FRAN HODES
STATEMENT
Art History, One
Painters tend to start out under the influence of some prominent artist or movement. For me, it was James Rosenquist and Pop Art. My first paintings independent of the Brooklyn Museum Art School were large monochromatic canvases, showing single dolls or cross sections of photographs. I eventually grew discontented with the flatness of photography and turned to painting figures from life. My initial goal was to show personality expressed in an integrated way throughout the face and naked body. I then became interested in the disparity between people and the clothing they wore. People use clothing to erect a persona, which may or may not be a good fit with their underlying character. In my paintings from the 70’s, I used partial and misfitting dress to generate a feeling of unease and disconnection between the models and the garments I asked them to pose in.
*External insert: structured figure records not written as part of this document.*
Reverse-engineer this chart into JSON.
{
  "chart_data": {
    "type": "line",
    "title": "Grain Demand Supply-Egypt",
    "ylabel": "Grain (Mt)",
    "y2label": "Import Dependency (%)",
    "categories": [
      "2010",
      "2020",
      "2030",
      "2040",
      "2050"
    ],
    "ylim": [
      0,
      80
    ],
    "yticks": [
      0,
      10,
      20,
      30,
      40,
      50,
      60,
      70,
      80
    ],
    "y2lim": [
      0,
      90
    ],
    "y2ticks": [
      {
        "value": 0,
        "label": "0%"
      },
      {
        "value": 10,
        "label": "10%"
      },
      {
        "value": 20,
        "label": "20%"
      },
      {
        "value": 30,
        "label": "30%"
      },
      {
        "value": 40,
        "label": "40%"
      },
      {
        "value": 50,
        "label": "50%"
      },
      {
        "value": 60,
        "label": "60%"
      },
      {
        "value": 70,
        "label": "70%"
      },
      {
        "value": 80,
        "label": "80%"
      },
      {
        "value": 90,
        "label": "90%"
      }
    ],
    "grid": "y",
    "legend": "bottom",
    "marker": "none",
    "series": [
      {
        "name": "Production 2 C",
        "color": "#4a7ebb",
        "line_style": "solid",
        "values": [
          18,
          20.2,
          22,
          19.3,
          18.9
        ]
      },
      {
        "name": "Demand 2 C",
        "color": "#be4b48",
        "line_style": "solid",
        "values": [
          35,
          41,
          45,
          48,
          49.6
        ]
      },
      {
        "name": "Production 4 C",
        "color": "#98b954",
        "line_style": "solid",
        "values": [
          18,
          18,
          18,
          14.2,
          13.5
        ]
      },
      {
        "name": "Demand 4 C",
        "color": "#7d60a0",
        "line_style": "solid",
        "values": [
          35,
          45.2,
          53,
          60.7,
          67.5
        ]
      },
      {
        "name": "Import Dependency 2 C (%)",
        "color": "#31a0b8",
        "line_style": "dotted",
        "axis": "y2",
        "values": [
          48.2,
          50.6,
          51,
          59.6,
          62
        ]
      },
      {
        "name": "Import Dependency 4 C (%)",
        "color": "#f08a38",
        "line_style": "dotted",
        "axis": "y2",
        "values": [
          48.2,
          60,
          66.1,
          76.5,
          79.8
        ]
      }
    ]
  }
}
I had to cut back on hiring models but continued to paint family members and self portraits, which again featured a problematic connection between sitters and costumes. In recent years, I executed a set of self portraits in period hats that sit a bit uneasily on my contemporary head.
In the late 80’s I turned to painting still lifes. I imagined my table as a stage for private dramas and used crimson curtains to enhance the sense of theater. My still lifes explore the precariousness of life. I use unstable balances and concealed, multiple levels of support. The objects may be beautiful, but there is often an element of threat, a hidden snake, or a predatory owl. The paintings play with the concept of realism. How “realistic” is the menace of a taxidermy bird to a plastic mouse? I think of Marianne Moore’s “imaginary gardens with real toads in them.” That is realism in art. When I moved to Cold Spring, New York, in the mid 90’s, my still lifes opened up to the outdoors, with the Hudson River occupying a prominent place beyond the curtains. That is my current problem: to knit together the interior and exterior scene.
In some sense, that is always the problem of the painter. The art that evolved from Modernism attempts to establish meaning through new materials and new ideas about space. It focuses largely on process. As a realist painter, I try to exploit the relative transparency of my method to draw upon meaning culturally implicit in the subjects themselves, be they apples or angels. But I also want to interweave our shared recognitions with the more personal associations that are generated by our private histories. The dance between artist and viewer, called to our own tunes, deepens the emotional resonance of the paintings.